Au XVIIIe siècle, environ 250 000 hectares étaient boisés. Sous la menace permanente du sable et de l’eau, les hommes cherchèrent à arrêter la progression des dunes poussées par le vent et l’océan. Les frères Desbiey furent les précurseurs de la fixation des dunes, les immobilisant par des clayonnages maintenus par de petits piquets.
S’inspirant des travaux des frères Desbiey, Nicolas Brémontier fit ensemencer d’Arcachon au Pyla un premier cordon de sable côtier, en abritant les semis du vent d’ouest par des fagots placés parallèlement au rivage et d’une hauteur d’un mètre. La vallée située à l’arrière fut également ensemencée.
En juin 1788, Nicolas Brémontier affirma « pouvoir réussir à fixer la dune en continuant cet ouvrage ». De 1793 à 1801, il fit parvenir de nombreuses études à la préfecture, à l’académie des sciences naturelles de Bordeaux puis au gouvernement et sut convaincre les pouvoirs publics de la nécessité de cette entreprise considérable.
Depuis le milieu du XIXè siècle
En 1867, 90 000 ha de dunes furent boisés en pins maritimes, tandis que 3 000 ha de dunes littorales furent couvertes par la végétation dunaire. Mais, derrière ces dunes s’étendait toujours sur plus de 700 000 ha une vaste plaine inondée durant une grande partie de l’année et desséchée au cours de l’été : la lande est alors vue comme improductive et qualifiée de « colonie intérieure ou de « Sahara Français ».
Chambrelent, ingénieur des Ponts et Chaussées, ayant remarqué que la végétation se développait seulement là où les eaux s’écoulaient conclut qu’il fallait assurer la libre évacuation des eaux superficielles dès le printemps. Il fit l’acquisition en 1849 d’une surface de 500 ha de landes, sur laquelle il planta en appliquant ses principes d’écoulement des graines de pin maritime. Ce fut un succès, les semis se développèrent rapidement.

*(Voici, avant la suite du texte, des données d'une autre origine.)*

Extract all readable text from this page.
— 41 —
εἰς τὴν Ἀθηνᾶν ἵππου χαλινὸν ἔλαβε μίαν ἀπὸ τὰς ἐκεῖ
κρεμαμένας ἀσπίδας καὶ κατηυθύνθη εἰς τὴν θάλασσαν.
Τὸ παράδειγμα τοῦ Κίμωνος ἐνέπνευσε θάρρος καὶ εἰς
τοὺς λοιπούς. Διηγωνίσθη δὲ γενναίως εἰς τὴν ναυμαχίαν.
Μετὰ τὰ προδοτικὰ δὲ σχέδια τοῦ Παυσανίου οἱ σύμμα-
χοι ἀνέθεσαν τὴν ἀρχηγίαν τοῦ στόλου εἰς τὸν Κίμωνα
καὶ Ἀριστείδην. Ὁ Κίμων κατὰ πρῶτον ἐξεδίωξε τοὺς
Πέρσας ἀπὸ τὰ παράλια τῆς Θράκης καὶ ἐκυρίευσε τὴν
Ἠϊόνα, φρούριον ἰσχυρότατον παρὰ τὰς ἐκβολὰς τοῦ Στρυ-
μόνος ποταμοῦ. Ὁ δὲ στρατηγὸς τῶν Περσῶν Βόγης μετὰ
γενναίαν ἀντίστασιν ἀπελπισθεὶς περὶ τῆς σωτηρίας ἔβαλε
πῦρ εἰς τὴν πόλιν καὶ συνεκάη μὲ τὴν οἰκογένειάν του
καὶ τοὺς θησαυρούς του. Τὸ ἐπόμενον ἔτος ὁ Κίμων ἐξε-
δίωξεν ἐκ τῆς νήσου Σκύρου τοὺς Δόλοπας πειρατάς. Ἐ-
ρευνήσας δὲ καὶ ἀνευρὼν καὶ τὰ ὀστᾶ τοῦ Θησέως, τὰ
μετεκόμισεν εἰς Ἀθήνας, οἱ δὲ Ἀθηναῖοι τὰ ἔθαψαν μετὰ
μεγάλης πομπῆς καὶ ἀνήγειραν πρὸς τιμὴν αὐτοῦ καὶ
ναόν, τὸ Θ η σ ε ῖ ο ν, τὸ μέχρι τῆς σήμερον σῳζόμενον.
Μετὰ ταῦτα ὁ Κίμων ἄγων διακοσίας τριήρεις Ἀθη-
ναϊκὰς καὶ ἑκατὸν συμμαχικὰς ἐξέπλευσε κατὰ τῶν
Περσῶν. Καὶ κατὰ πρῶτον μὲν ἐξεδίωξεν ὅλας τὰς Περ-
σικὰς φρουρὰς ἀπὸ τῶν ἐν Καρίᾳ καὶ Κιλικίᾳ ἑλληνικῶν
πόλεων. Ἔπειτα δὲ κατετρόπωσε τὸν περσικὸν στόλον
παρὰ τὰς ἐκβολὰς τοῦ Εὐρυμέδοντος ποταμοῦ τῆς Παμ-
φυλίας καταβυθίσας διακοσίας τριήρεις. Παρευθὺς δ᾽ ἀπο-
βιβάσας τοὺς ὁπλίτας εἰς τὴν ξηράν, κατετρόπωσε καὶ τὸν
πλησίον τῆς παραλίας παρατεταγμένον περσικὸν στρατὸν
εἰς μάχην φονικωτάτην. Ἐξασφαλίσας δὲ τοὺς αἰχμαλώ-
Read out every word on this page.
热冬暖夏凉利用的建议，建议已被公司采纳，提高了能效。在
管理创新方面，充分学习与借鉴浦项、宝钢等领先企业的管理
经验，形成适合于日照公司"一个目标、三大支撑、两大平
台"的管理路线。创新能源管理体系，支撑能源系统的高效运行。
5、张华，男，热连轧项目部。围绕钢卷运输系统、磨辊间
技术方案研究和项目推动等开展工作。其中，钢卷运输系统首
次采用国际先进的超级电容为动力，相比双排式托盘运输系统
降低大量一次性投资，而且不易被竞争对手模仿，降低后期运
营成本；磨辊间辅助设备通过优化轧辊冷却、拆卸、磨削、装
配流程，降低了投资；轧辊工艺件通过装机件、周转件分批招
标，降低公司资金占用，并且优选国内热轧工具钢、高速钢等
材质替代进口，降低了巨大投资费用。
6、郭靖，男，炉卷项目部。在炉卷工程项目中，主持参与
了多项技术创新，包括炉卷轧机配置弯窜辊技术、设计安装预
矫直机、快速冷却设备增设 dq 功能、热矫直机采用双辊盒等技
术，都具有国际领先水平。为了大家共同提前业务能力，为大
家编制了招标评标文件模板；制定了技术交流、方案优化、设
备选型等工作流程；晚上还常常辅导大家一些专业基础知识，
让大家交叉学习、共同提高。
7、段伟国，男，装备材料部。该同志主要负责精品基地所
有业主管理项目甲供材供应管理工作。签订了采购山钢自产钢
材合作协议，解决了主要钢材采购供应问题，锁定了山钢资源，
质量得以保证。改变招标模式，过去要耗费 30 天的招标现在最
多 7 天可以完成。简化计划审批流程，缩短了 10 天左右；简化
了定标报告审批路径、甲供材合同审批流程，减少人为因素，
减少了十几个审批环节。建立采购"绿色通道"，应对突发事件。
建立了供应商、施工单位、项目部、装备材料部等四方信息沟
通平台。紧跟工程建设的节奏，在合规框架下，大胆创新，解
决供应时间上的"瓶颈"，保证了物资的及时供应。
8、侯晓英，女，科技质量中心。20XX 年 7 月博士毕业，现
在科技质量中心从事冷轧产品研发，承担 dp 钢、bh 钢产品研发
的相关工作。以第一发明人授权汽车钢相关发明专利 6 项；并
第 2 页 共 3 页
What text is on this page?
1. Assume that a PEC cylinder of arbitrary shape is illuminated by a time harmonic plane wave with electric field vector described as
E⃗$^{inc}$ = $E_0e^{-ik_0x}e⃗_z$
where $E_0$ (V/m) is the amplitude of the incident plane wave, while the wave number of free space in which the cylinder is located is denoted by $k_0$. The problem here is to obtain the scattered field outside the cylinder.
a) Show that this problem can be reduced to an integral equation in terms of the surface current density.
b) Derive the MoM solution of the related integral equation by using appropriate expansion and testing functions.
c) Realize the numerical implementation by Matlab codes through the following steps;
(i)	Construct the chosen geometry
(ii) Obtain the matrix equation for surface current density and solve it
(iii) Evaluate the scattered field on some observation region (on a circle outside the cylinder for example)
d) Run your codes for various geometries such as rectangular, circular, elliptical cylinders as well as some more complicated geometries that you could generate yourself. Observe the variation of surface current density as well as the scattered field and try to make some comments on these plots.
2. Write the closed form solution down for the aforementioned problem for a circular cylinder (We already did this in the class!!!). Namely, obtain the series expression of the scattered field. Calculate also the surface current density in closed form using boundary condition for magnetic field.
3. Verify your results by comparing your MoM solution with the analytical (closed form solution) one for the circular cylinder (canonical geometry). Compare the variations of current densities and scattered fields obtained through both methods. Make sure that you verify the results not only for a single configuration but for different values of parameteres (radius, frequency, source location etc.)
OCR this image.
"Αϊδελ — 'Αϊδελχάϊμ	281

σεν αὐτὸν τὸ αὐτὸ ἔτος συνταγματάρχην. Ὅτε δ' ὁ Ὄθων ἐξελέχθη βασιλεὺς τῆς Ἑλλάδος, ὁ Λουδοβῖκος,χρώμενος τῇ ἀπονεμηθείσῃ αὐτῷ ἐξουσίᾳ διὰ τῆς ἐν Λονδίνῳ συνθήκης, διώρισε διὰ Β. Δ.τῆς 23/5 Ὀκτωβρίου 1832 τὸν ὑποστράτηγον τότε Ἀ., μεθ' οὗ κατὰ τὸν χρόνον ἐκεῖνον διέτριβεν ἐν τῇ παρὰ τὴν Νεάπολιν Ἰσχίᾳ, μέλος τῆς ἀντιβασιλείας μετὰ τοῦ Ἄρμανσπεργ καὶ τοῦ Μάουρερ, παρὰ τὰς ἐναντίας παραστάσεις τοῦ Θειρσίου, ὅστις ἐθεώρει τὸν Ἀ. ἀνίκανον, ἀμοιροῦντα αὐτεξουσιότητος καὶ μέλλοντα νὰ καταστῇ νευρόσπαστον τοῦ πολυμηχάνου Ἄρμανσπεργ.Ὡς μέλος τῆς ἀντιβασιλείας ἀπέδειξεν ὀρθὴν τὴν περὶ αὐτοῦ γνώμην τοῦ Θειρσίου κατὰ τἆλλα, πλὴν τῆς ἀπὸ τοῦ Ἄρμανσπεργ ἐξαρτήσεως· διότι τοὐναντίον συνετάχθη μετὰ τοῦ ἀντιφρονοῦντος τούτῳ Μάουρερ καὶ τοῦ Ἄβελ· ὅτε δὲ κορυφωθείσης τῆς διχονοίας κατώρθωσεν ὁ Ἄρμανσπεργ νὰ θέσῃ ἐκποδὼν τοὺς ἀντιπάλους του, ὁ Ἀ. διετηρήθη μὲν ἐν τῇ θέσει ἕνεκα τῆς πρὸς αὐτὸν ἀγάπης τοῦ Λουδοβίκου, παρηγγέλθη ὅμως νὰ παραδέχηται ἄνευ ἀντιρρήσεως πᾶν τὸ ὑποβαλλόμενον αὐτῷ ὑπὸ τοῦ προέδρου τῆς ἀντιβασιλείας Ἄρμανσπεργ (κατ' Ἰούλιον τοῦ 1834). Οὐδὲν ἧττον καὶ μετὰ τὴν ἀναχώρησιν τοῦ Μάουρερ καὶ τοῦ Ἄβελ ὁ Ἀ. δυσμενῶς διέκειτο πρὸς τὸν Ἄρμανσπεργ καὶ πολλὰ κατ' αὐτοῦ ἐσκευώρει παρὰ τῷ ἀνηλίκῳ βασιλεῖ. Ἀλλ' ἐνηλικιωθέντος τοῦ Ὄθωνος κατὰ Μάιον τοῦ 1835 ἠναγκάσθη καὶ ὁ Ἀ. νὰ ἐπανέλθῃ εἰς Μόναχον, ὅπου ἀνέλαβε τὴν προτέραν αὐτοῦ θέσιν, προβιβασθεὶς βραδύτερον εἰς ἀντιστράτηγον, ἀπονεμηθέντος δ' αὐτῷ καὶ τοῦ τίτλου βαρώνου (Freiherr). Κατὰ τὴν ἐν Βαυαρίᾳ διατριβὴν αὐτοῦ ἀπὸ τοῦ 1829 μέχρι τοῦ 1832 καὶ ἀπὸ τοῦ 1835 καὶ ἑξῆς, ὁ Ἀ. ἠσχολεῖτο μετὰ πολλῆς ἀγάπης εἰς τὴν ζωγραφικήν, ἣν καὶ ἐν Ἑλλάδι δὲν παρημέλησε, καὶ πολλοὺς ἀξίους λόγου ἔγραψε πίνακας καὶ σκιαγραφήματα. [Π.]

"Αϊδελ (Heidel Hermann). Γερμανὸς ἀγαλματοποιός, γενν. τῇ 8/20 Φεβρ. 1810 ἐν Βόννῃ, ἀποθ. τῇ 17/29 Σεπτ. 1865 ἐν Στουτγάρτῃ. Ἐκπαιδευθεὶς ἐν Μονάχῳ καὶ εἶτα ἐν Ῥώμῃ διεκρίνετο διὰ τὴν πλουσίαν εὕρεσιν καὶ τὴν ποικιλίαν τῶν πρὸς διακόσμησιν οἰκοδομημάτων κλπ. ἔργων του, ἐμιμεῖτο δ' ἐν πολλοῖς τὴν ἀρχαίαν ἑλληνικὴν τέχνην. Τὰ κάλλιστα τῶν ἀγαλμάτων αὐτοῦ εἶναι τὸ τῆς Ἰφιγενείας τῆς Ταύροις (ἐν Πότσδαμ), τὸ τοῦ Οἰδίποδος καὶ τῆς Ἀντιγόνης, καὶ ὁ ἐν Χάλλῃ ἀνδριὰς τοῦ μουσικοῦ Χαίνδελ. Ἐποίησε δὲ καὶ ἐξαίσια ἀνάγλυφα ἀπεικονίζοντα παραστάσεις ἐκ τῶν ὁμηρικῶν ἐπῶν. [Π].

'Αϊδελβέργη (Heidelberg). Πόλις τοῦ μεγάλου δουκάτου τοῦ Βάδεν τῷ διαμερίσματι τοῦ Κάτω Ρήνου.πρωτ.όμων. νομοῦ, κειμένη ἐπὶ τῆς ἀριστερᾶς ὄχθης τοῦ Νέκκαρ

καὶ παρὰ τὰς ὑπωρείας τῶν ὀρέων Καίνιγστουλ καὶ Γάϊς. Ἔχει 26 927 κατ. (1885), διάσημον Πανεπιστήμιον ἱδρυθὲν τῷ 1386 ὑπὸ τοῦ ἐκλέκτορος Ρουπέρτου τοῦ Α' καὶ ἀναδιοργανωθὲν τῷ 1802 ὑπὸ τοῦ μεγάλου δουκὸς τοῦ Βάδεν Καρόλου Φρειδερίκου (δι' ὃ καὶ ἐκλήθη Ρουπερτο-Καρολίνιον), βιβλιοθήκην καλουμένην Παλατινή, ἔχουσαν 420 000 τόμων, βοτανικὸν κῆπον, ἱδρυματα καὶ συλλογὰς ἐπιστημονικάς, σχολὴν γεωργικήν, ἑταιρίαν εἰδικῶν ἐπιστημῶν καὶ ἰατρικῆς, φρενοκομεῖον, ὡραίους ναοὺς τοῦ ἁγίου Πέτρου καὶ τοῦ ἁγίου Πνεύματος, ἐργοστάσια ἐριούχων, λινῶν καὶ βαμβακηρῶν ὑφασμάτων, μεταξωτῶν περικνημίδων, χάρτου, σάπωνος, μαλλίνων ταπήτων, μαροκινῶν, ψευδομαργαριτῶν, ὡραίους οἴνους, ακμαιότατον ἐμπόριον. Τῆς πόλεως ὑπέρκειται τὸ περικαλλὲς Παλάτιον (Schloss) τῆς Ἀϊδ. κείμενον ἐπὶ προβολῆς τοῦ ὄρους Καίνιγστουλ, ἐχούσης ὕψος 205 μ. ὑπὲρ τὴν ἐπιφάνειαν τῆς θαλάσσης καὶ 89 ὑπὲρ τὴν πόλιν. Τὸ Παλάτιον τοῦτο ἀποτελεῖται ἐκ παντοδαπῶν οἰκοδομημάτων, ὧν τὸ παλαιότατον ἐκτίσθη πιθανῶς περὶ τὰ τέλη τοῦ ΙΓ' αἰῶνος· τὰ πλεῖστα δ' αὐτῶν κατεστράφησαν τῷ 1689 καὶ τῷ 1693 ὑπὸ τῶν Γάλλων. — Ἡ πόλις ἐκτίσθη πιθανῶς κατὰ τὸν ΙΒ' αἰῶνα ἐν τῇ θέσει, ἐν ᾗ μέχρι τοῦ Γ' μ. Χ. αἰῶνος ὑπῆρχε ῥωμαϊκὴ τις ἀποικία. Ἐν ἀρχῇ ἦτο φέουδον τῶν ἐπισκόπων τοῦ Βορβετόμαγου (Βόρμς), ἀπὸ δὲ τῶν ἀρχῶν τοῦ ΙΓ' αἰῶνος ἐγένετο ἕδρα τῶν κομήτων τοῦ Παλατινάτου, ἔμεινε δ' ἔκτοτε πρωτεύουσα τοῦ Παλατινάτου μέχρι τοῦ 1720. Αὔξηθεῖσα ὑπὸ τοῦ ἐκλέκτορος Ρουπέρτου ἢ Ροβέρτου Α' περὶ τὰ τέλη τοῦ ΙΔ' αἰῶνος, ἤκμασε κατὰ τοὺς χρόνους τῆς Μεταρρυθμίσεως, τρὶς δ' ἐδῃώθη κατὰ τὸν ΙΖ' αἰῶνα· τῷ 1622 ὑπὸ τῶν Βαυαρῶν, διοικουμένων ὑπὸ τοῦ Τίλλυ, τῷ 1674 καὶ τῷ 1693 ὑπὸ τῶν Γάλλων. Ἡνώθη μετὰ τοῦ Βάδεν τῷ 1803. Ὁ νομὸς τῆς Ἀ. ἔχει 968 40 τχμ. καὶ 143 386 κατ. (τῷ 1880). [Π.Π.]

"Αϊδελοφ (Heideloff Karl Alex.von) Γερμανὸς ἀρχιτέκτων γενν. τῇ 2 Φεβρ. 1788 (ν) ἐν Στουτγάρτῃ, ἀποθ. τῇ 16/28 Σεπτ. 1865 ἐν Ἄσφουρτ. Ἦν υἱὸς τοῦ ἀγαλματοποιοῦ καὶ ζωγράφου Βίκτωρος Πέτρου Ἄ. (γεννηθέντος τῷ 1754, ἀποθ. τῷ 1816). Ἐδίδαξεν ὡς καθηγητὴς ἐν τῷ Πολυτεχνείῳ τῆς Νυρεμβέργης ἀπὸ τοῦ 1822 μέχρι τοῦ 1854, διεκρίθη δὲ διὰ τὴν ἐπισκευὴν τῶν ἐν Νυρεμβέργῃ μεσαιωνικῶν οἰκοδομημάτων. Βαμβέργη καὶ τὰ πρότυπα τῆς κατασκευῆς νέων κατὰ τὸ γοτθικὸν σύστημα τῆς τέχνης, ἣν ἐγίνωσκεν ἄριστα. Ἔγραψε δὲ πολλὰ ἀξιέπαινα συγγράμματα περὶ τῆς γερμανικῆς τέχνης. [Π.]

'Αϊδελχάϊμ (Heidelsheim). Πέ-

En 1855, la surface assainie et ensemencée atteignait 20 000 ha. Une opération d’ensemble nécessitait de convaincre les maires d’assécher les terrains communaux pour réaliser un réseau de grands canaux collecteurs bien tracés.
Lors de sa visite dans les Landes en 1855, l’Empereur Napoléon III fut enthousiasmé par les résultats de Chambrelent. Louis-Napoléon, qui n’était pas encore empereur des français, souhaitait poursuivre l’œuvre de son oncle qui, dès le début du XIXe siècle, avait initié le projet de fixation des dunes en Aquitaine. Assainir le plateau des Landes de Gascogne en serait le prolongement. Il décida d’acquérir personnellement un vaste territoire inculte de 7 400 ha pour l’assainir et le mettre en culture.
L’expérience s’avérant concluante, il décida de légiférer. Sous son impulsion, la loi du 19 juin 1857, appelée « loi relative à l’assainissement et à la mise en culture des Landes de Gascogne », imposa aux communes de grands travaux d’assainissement des marécages. Le but était de purifier la zone et de développer la sylviculture pour l’industrie, notamment le gemmage pour récupérer la sève des pins maritimes transformée en essence de térébenthine et en colophane.
Cette loi d’importance pour les habitants et la région fut précédée de plusieurs enquêtes menées par les Ponts et Chaussée afin d’organiser l’assèchement de la lande.
En 1853, les grands principes à respecter furent adoptés. La loi imposa aux communes propriétaires des terrains marécageux:
- de les assainir à leurs frais par drainage pour enlever l’eau superficielle et rendre le sable apte à la plantation,
- de les vendre aux enchères à des propriétaires privés, à raison d’un douzième chaque année ces derniers ayant à leur charge de rentabiliser les sols par la plantation. La loi n’obligeait pas à planter du pin. Les tentatives d’acclimatation d’essences étrangères échoueront.
Adoptée sans consulter les populations locales et signant la fin du système pastoral (le fameux berger landais sur ses échasses), le projet de plantation rencontra une vive opposition, les bergers incendiant les jeunes pins et les communes craignant une spoliation des terres par l’État.
Une fois entrée en vigueur, de nombreux spéculateurs firent l’acquisition des terres et des milliers d’arbres furent plantés jusqu’en 1914.
La grande majorité des parcelles de pins plantées entre 1857 et 1870 ne purent pas être exploitées pour leur résine avant la fin du XIXè siècle.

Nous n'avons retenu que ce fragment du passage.